In one speech, delivered to Pakistan’s CA, Mr. Jinnah said it would be their constant effort to work for the welfare and well-being of “all the communities in Pakistan.” Stating that the “tolerance and goodwill” shown by Emperor Akbar was “not of recent origin,” he said that “13 centuries ago … our Prophet not only by words but deeds treated the Jews and Christians handsomely after he conquered them.”

Mr. Jinnah added that the “whole history of Muslims where they ruled is replete with those humane and great principles” and should be “followed and practised by us.” The message of Pakistan’s founding father assumes contemporary political relevance at a time of attacks on minorities in Pakistan.

The second speech is a direct address by Mr. Jinnah on June 3, 1947, right after the Transfer of Power plan was announced, discussing its implications and appealing to all to maintain “peace and order.”

In June last year, The Hindu reported details of PBC’s request to AIR. Mr. Agrawal attached the news clipping to file an application with AIR, seeking recording of the speech and other related information. He was initially told that recordings were being searched for and would take time, while it was later conveyed that these were under exemption provisions and could not be disclosed. AIR also referred the matter to the I&B Ministry and the Ministry of External Affairs (MEA).

Mr.
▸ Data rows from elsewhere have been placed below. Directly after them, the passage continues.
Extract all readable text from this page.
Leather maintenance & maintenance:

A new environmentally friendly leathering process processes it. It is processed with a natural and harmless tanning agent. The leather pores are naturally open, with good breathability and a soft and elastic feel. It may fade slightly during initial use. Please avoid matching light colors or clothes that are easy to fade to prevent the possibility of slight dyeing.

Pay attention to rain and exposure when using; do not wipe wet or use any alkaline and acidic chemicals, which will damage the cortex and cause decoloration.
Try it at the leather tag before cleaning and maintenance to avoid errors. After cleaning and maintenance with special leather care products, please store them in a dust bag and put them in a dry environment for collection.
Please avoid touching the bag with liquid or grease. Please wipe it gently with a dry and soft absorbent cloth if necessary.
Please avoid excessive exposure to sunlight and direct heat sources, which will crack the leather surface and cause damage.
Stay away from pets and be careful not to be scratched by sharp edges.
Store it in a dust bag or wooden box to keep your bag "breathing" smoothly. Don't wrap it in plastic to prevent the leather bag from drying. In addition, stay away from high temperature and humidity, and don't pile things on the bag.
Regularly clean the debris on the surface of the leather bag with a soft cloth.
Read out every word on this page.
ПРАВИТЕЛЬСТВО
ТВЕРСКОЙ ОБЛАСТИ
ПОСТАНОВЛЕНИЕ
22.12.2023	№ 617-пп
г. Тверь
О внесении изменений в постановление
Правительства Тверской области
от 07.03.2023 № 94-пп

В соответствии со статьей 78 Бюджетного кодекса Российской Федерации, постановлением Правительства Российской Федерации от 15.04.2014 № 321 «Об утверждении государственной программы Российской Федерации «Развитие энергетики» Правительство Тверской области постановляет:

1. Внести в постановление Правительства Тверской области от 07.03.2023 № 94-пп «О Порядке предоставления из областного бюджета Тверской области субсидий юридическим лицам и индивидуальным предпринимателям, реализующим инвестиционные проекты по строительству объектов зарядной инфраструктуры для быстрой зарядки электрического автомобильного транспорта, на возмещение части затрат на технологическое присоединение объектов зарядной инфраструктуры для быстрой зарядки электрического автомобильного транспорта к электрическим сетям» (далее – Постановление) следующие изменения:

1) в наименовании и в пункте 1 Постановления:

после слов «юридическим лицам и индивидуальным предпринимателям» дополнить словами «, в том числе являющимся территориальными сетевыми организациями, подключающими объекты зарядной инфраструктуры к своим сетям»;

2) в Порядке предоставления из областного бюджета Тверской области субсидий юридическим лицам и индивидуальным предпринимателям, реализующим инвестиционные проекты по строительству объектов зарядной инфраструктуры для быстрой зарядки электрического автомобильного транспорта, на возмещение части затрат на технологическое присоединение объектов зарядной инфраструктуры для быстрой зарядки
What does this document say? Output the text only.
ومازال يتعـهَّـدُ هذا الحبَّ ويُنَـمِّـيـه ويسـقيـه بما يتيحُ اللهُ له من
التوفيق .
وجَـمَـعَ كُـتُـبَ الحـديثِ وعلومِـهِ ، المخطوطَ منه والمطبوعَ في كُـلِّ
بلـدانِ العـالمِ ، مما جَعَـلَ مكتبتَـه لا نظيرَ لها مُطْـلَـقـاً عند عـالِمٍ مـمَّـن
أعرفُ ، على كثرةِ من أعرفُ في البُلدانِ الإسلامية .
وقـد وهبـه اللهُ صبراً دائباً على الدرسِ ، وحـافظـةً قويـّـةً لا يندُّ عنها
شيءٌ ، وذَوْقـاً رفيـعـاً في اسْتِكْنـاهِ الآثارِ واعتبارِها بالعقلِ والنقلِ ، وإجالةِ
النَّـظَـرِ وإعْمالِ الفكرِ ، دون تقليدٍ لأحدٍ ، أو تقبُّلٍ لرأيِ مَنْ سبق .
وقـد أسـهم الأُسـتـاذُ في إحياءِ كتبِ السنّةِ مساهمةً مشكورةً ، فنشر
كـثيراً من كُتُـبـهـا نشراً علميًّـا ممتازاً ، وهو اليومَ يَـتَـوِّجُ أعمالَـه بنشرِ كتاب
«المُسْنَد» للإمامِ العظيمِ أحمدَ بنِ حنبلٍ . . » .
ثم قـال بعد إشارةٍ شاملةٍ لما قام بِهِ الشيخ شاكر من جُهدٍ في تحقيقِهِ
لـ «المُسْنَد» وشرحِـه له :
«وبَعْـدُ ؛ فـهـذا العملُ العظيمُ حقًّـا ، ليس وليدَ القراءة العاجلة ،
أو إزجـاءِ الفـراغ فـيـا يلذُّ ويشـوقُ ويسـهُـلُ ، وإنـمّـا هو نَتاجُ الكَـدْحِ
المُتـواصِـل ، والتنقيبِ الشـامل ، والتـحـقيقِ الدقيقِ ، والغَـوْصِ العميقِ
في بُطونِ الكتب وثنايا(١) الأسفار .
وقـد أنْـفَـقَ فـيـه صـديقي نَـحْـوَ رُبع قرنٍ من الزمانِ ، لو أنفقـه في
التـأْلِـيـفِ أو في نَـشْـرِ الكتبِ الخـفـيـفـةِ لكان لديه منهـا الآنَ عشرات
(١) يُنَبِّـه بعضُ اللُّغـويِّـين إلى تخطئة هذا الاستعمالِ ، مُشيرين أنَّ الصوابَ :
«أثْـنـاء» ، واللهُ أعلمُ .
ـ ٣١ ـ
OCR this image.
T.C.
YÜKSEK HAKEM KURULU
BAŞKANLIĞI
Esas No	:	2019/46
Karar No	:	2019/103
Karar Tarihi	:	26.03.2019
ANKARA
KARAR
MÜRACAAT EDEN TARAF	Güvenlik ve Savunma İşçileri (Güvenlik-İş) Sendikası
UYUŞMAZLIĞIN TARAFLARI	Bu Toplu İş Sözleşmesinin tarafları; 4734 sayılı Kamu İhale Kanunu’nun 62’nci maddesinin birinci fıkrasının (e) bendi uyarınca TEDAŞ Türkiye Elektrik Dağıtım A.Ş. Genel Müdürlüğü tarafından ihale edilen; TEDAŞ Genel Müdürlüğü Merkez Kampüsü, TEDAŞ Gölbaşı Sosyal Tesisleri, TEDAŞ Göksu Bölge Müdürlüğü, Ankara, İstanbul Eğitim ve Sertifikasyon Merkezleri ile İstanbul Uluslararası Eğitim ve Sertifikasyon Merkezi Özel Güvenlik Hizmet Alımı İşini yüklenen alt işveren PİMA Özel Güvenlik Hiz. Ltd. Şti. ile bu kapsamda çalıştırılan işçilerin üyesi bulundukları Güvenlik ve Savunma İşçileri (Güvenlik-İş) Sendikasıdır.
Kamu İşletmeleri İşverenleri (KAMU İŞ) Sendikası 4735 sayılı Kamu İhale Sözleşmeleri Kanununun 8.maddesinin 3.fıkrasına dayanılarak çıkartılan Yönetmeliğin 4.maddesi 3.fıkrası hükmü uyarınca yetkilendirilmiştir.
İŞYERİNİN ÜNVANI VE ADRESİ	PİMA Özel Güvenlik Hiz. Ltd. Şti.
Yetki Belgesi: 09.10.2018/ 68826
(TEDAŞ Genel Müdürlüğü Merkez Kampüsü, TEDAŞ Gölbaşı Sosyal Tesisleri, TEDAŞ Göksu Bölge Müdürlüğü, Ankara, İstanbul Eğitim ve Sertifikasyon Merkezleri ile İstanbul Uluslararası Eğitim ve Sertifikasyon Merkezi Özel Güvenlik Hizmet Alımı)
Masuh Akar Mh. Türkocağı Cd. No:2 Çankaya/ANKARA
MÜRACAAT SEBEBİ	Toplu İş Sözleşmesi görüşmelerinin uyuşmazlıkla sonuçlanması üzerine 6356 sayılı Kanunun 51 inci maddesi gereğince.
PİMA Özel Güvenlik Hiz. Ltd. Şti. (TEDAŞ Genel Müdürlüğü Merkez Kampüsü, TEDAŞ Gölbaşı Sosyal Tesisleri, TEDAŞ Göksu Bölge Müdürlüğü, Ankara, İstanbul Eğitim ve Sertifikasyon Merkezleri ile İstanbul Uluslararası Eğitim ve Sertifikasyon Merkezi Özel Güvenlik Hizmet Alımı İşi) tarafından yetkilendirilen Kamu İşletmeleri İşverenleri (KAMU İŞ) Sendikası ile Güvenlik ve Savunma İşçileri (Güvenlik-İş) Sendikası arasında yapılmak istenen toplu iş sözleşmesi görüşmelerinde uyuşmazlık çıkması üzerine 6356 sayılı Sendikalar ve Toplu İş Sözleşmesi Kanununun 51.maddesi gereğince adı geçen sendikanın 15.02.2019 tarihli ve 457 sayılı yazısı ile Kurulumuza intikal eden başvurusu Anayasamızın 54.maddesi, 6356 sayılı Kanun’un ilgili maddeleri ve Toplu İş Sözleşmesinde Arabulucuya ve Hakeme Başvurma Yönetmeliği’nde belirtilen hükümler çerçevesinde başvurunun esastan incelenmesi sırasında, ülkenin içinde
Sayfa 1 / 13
Agrawal then appealed to the Central Information Commission, which issued an important order in June this year, stating it would be “regressive” for any public authority to “take the stand that everything related to Pakistan or the leaders who went over to Pakistan should be kept secret or confidential.” Chief Information Commissioner Satyanand Mishra added it was the “duty of the state” to make such records available freely to the public so that the “citizenry becomes informed and research scholars get valuable material.” He directed AIR to publish a list of all such recordings on their website, and said it was “high time” for authorities to take a final view on the Jinnah recordings and decide within two months.

The CIC order appears to have expedited the decision. On August 22, the I&B Ministry gave its clearance, paving the way for copies of the recording to be shared, and handed over to Pakistan.